D’allure négligente, il cache souvent son regard sous ses cheveux cendrés mal coiffés. A l’extérieur de Poudlard, Neil porte des t-shirt amples, à l’effigie de ses groupes de musique préférés la plupart du temps, et des jeans baggys râpés et troués. Sa tenue n’est pas beaucoup plus soignée en salle de classe où il transporte ses affaires dans un sac à bandoulière élimé recouvert de badges et noue la cravate de sa maison autour de sa taille. Ses poignets sont souvent agrémentés de bracelets en cuir noir ou d’assemblages anarchiques de coquillages à moitié brisés. Autour du cou, il alterne plusieurs pendentifs en métal ou en os. Un écarteur de huit millimètres perce son oreille droite. Sa taille respectable et sa carrure solide le rendent très difficile d’accès. C’est pour cette raison que beaucoup d’élèves se contentent de l’observer de loin malgré sa nature tolérante et serviable.

Famille :
- Père : Richard Riley, 42 ans, éducateur dans un orphelinat
- Mère : Jean Riley, 40 ans, institutrice et professeur de musique le samedi
- Frère adoptif : Adam Audley, septième année à Serdaigle
Les Riley sont une famille moldue comme on en rencontre plein d’autres. Confortablement installés dans leur maison en banlieue londonienne, ils n’ont jamais fait d’histoires et essayent au contraire d’apporter leur aide à toutes les personnes dans le besoin qui croisent leur chemin. En découvrant les étranges pouvoirs de leur fils, apparus assez tôt pour un enfant né-moldu, Jean et Richard ne se sont pas inquiétés, un autre garçon semblait provoquer les mêmes phénomènes à l’orphelinat, le jeune Adam Audley. Séduits par cet enfant brillant mais en retrait, les Riley décidèrent quelques huit ans plus tôt de l’élever aux côtés de Neil.

Histoire :
Un petit garçon aux mèches cendrées courait joyeusement dans les escaliers. Il tenait dans sa main une lettre parcheminée, flétrie à force d’avoir déclot devant des yeux émerveillés. Adam venait de rentrer, paré de l’aura attirante et mystérieuse que dégagent ces individus dont vous savez qu’ils vivent dans ces mondes inaccessibles. Le trente juin était depuis l’année passée une belle date, celle où les deux frères de cœur se retrouvaient, après une longue séparation, pour enrichir la prose, toujours trop vague, de leur correspondance, soignée et délicatement pliée chez l’un, brouillonne et maladroitement froissée chez l’autre, Neil, cette âme étourdie qui pouvait désormais fixer les nuages sans se perdre. Les hiboux n’étaient jamais bien loin.
Ce jour avait été attendu avec une patience difficilement contenue. La longueur désespérante des deux moins qui s’ouvraient le mettait au supplice. Cette année, il ne resterait plus sur le quai à regarder avec tristesse et envie la locomotive rouge filer vers la terre promise.
Alors que l’étudiant retrouvait une chambre fraîche et rangée, Neil quittait le désordre de la sienne, les cheveux éternellement décoiffés, le sourire aux lèvres, les mains derrière le dos. Il avait déjà parlé de sa lettre à Adam, l’excitation était trop vive, mais son enthousiasme lui inspirait quelque effet théâtral.
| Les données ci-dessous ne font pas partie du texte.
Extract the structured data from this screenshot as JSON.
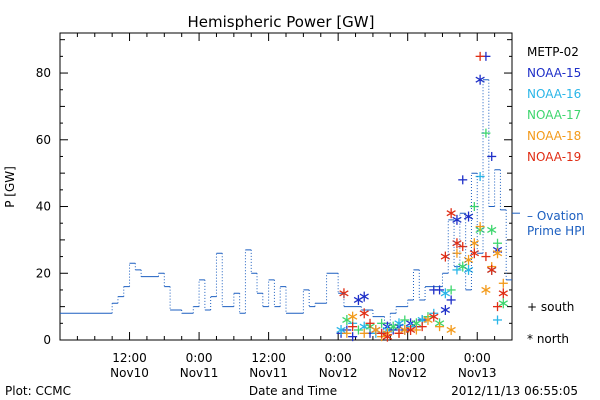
{
  "chart_data": {
    "type": "scatter",
    "title": "Hemispheric Power [GW]",
    "ylabel": "P [GW]",
    "xlabel": "Date and Time",
    "xlim": [
      0,
      78
    ],
    "ylim": [
      0,
      92
    ],
    "x_unit": "hours since Nov10 00:00",
    "x_ticks": [
      {
        "value": 12,
        "label": [
          "12:00",
          "Nov10"
        ]
      },
      {
        "value": 24,
        "label": [
          "0:00",
          "Nov11"
        ]
      },
      {
        "value": 36,
        "label": [
          "12:00",
          "Nov11"
        ]
      },
      {
        "value": 48,
        "label": [
          "0:00",
          "Nov12"
        ]
      },
      {
        "value": 60,
        "label": [
          "12:00",
          "Nov12"
        ]
      },
      {
        "value": 72,
        "label": [
          "0:00",
          "Nov13"
        ]
      }
    ],
    "y_ticks": [
      0,
      20,
      40,
      60,
      80
    ],
    "ovation": {
      "name": "Ovation Prime HPI",
      "label_lines": [
        "– Ovation",
        "Prime HPI"
      ],
      "color": "#1c5fc0",
      "steps": [
        [
          0,
          8
        ],
        [
          9,
          8
        ],
        [
          9,
          11
        ],
        [
          10,
          11
        ],
        [
          10,
          13
        ],
        [
          11,
          13
        ],
        [
          11,
          16
        ],
        [
          12,
          16
        ],
        [
          12,
          23
        ],
        [
          13,
          23
        ],
        [
          13,
          21
        ],
        [
          14,
          21
        ],
        [
          14,
          19
        ],
        [
          17,
          19
        ],
        [
          17,
          20
        ],
        [
          18,
          20
        ],
        [
          18,
          16
        ],
        [
          19,
          16
        ],
        [
          19,
          9
        ],
        [
          21,
          9
        ],
        [
          21,
          8
        ],
        [
          23,
          8
        ],
        [
          23,
          10
        ],
        [
          24,
          10
        ],
        [
          24,
          18
        ],
        [
          25,
          18
        ],
        [
          25,
          9
        ],
        [
          26,
          9
        ],
        [
          26,
          13
        ],
        [
          27,
          13
        ],
        [
          27,
          26
        ],
        [
          28,
          26
        ],
        [
          28,
          10
        ],
        [
          30,
          10
        ],
        [
          30,
          14
        ],
        [
          31,
          14
        ],
        [
          31,
          8
        ],
        [
          32,
          8
        ],
        [
          32,
          27
        ],
        [
          33,
          27
        ],
        [
          33,
          20
        ],
        [
          34,
          20
        ],
        [
          34,
          14
        ],
        [
          35,
          14
        ],
        [
          35,
          10
        ],
        [
          36,
          10
        ],
        [
          36,
          18
        ],
        [
          37,
          18
        ],
        [
          37,
          10
        ],
        [
          38,
          10
        ],
        [
          38,
          16
        ],
        [
          39,
          16
        ],
        [
          39,
          8
        ],
        [
          42,
          8
        ],
        [
          42,
          15
        ],
        [
          43,
          15
        ],
        [
          43,
          10
        ],
        [
          44,
          10
        ],
        [
          44,
          11
        ],
        [
          46,
          11
        ],
        [
          46,
          20
        ],
        [
          48,
          20
        ],
        [
          48,
          14
        ],
        [
          49,
          14
        ],
        [
          49,
          10
        ],
        [
          52,
          10
        ],
        [
          52,
          9
        ],
        [
          54,
          9
        ],
        [
          54,
          7
        ],
        [
          56,
          7
        ],
        [
          56,
          5
        ],
        [
          57,
          5
        ],
        [
          57,
          8
        ],
        [
          58,
          8
        ],
        [
          58,
          10
        ],
        [
          60,
          10
        ],
        [
          60,
          12
        ],
        [
          61,
          12
        ],
        [
          61,
          21
        ],
        [
          62,
          21
        ],
        [
          62,
          12
        ],
        [
          63,
          12
        ],
        [
          63,
          16
        ],
        [
          66,
          16
        ],
        [
          66,
          20
        ],
        [
          67,
          20
        ],
        [
          67,
          36
        ],
        [
          68,
          36
        ],
        [
          68,
          22
        ],
        [
          69,
          22
        ],
        [
          69,
          38
        ],
        [
          70,
          38
        ],
        [
          70,
          15
        ],
        [
          71,
          15
        ],
        [
          71,
          50
        ],
        [
          72,
          50
        ],
        [
          72,
          26
        ],
        [
          73,
          26
        ],
        [
          73,
          78
        ],
        [
          74,
          78
        ],
        [
          74,
          40
        ],
        [
          75,
          40
        ],
        [
          75,
          51
        ],
        [
          76,
          51
        ],
        [
          76,
          39
        ],
        [
          77,
          39
        ],
        [
          77,
          18
        ],
        [
          78,
          18
        ]
      ]
    },
    "series": [
      {
        "name": "METP-02",
        "color": "#000000",
        "points": []
      },
      {
        "name": "NOAA-15",
        "color": "#1e2fc8",
        "points": [
          [
            48.5,
            2,
            "+"
          ],
          [
            49.5,
            3,
            "+"
          ],
          [
            50.5,
            1,
            "+"
          ],
          [
            51.5,
            12,
            "*"
          ],
          [
            52.5,
            13,
            "*"
          ],
          [
            53.5,
            2,
            "+"
          ],
          [
            54.5,
            3,
            "*"
          ],
          [
            55.5,
            2,
            "+"
          ],
          [
            56.5,
            4,
            "*"
          ],
          [
            57.5,
            3,
            "+"
          ],
          [
            58.5,
            4,
            "*"
          ],
          [
            59.5,
            3,
            "+"
          ],
          [
            60.5,
            5,
            "*"
          ],
          [
            61.5,
            4,
            "+"
          ],
          [
            62.5,
            6,
            "+"
          ],
          [
            64.5,
            15,
            "+"
          ],
          [
            65.5,
            15,
            "+"
          ],
          [
            66.5,
            9,
            "*"
          ],
          [
            67.5,
            12,
            "+"
          ],
          [
            68.5,
            36,
            "*"
          ],
          [
            69.5,
            48,
            "+"
          ],
          [
            70.5,
            37,
            "*"
          ],
          [
            72.5,
            78,
            "*"
          ],
          [
            73.5,
            85,
            "+"
          ],
          [
            74.5,
            55,
            "+"
          ],
          [
            75.5,
            27,
            "*"
          ]
        ]
      },
      {
        "name": "NOAA-16",
        "color": "#2ab6e8",
        "points": [
          [
            48.5,
            3,
            "*"
          ],
          [
            50.5,
            5,
            "+"
          ],
          [
            52.5,
            4,
            "*"
          ],
          [
            54.5,
            2,
            "+"
          ],
          [
            56.5,
            3,
            "*"
          ],
          [
            58.5,
            5,
            "*"
          ],
          [
            60.5,
            4,
            "+"
          ],
          [
            62.5,
            6,
            "*"
          ],
          [
            64.5,
            8,
            "+"
          ],
          [
            66.5,
            14,
            "*"
          ],
          [
            68.5,
            21,
            "+"
          ],
          [
            70.5,
            21,
            "*"
          ],
          [
            72.5,
            49,
            "+"
          ],
          [
            74.5,
            21,
            "*"
          ],
          [
            75.5,
            6,
            "+"
          ]
        ]
      },
      {
        "name": "NOAA-17",
        "color": "#3ed66e",
        "points": [
          [
            49.5,
            6,
            "*"
          ],
          [
            51.5,
            3,
            "+"
          ],
          [
            53.5,
            4,
            "*"
          ],
          [
            55.5,
            5,
            "+"
          ],
          [
            57.5,
            4,
            "*"
          ],
          [
            59.5,
            6,
            "+"
          ],
          [
            61.5,
            5,
            "*"
          ],
          [
            63.5,
            7,
            "+"
          ],
          [
            65.5,
            5,
            "*"
          ],
          [
            67.5,
            15,
            "+"
          ],
          [
            69.5,
            22,
            "*"
          ],
          [
            71.5,
            40,
            "+"
          ],
          [
            72.5,
            33,
            "*"
          ],
          [
            73.5,
            62,
            "+"
          ],
          [
            74.5,
            33,
            "*"
          ],
          [
            75.5,
            29,
            "+"
          ],
          [
            76.5,
            11,
            "*"
          ]
        ]
      },
      {
        "name": "NOAA-18",
        "color": "#f39a1a",
        "points": [
          [
            49.5,
            2,
            "+"
          ],
          [
            50.5,
            7,
            "*"
          ],
          [
            52.5,
            2,
            "+"
          ],
          [
            54.5,
            3,
            "*"
          ],
          [
            55.5,
            1,
            "+"
          ],
          [
            56.5,
            2,
            "*"
          ],
          [
            58.5,
            2,
            "+"
          ],
          [
            59.5,
            3,
            "*"
          ],
          [
            61.5,
            3,
            "+"
          ],
          [
            63.5,
            6,
            "*"
          ],
          [
            65.5,
            4,
            "+"
          ],
          [
            67.5,
            3,
            "*"
          ],
          [
            68.5,
            26,
            "+"
          ],
          [
            70.5,
            24,
            "*"
          ],
          [
            71.5,
            29,
            "*"
          ],
          [
            72.5,
            34,
            "+"
          ],
          [
            73.5,
            15,
            "*"
          ],
          [
            74.5,
            22,
            "+"
          ],
          [
            75.5,
            26,
            "*"
          ],
          [
            76.5,
            17,
            "+"
          ]
        ]
      },
      {
        "name": "NOAA-19",
        "color": "#e02d14",
        "points": [
          [
            49,
            14,
            "*"
          ],
          [
            50.5,
            4,
            "+"
          ],
          [
            52.5,
            8,
            "*"
          ],
          [
            53.5,
            5,
            "+"
          ],
          [
            55.5,
            2,
            "+"
          ],
          [
            56.5,
            1,
            "*"
          ],
          [
            58.5,
            2,
            "+"
          ],
          [
            60.5,
            3,
            "*"
          ],
          [
            62.5,
            4,
            "+"
          ],
          [
            64.5,
            7,
            "*"
          ],
          [
            66.5,
            25,
            "*"
          ],
          [
            67.5,
            38,
            "*"
          ],
          [
            68.5,
            29,
            "*"
          ],
          [
            69.5,
            28,
            "+"
          ],
          [
            71.5,
            26,
            "*"
          ],
          [
            72.5,
            85,
            "+"
          ],
          [
            73.5,
            25,
            "+"
          ],
          [
            74.5,
            21,
            "*"
          ],
          [
            75.5,
            10,
            "+"
          ],
          [
            76.5,
            14,
            "*"
          ]
        ]
      }
    ],
    "marker_legend": [
      {
        "symbol": "+",
        "text": "south"
      },
      {
        "symbol": "*",
        "text": "north"
      }
    ]
  },
  "footer": {
    "left": "Plot: CCMC",
    "right": "2012/11/13 06:55:05"
  }
}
- Tadaaa ! s’écria-t-il en brandissant fièrement son laissez-passer. Regarde, c’est exactement la même lettre que toi, il n’y a que le nom qui change. En septembre nous partirons ensemble !
La fièvre le grisait et, pourtant, son timbre n’exprimait qu’une douce placidité. Neil n’était pas fait d’excès. Il exprimait son bonheur avec autant de zèle que de pudeur. Adam n’aimait pas les débordements. Il le savait d’instinct et cela lui imposait un naturel respect. Le jeune garçon était doté de cette sensibilité aiguë qui trace dans l’inconscient des limites à chaque relation précieuse. Et cette empathie ne lui épargna pas la caresse mordante d’une brise glacée lorsqu’après un pesant silence, son frère adoptif déclara dans un sourire crispé :
- Oui… C’est une excellente nouvelle.
Neil opina. Il souriait toujours, avec une insouciance paisible qui ne laissait rien paraître de la déception qui lui comprimait soudain l’estomac. Bien sûr, il ne s’attendait pas à ce qu’Adam lui sautât au cou, mais, compte tenu de leur bonne entente, de leurs heureuses discussions sur le sujet ces dernières années, de tous ces engagements pris le soir, sur la terrasse, comme celui ne pas laisser une Maison les éloigner si le choixpeau ne l’envoyait pas à Serdaigle, l’enfant espérait une réaction plus chaleureuse. Etait-ce donc tout l’effet que cela lui faisait ? Avait-il fini par redouter le moment de son entrée dans la célèbre école de sorcellerie ? Parler était facile. Face à la réalité, les véritables natures se révélaient, pour des raisons quelconques, souvent futiles. Vous connaissez ces histoires de réputation, d’intérêt ? Les gens revenaient sur leurs aimables propositions pour bien moins. Neil le savait mais jamais, jamais il n’avait imaginé que son frère pût être capable d’un tel désaveu.
- S’il te plait Neil, j’aimerais me reposer, envoya-t-il d’une voix terne.
- Je… Oui, repose toi bien.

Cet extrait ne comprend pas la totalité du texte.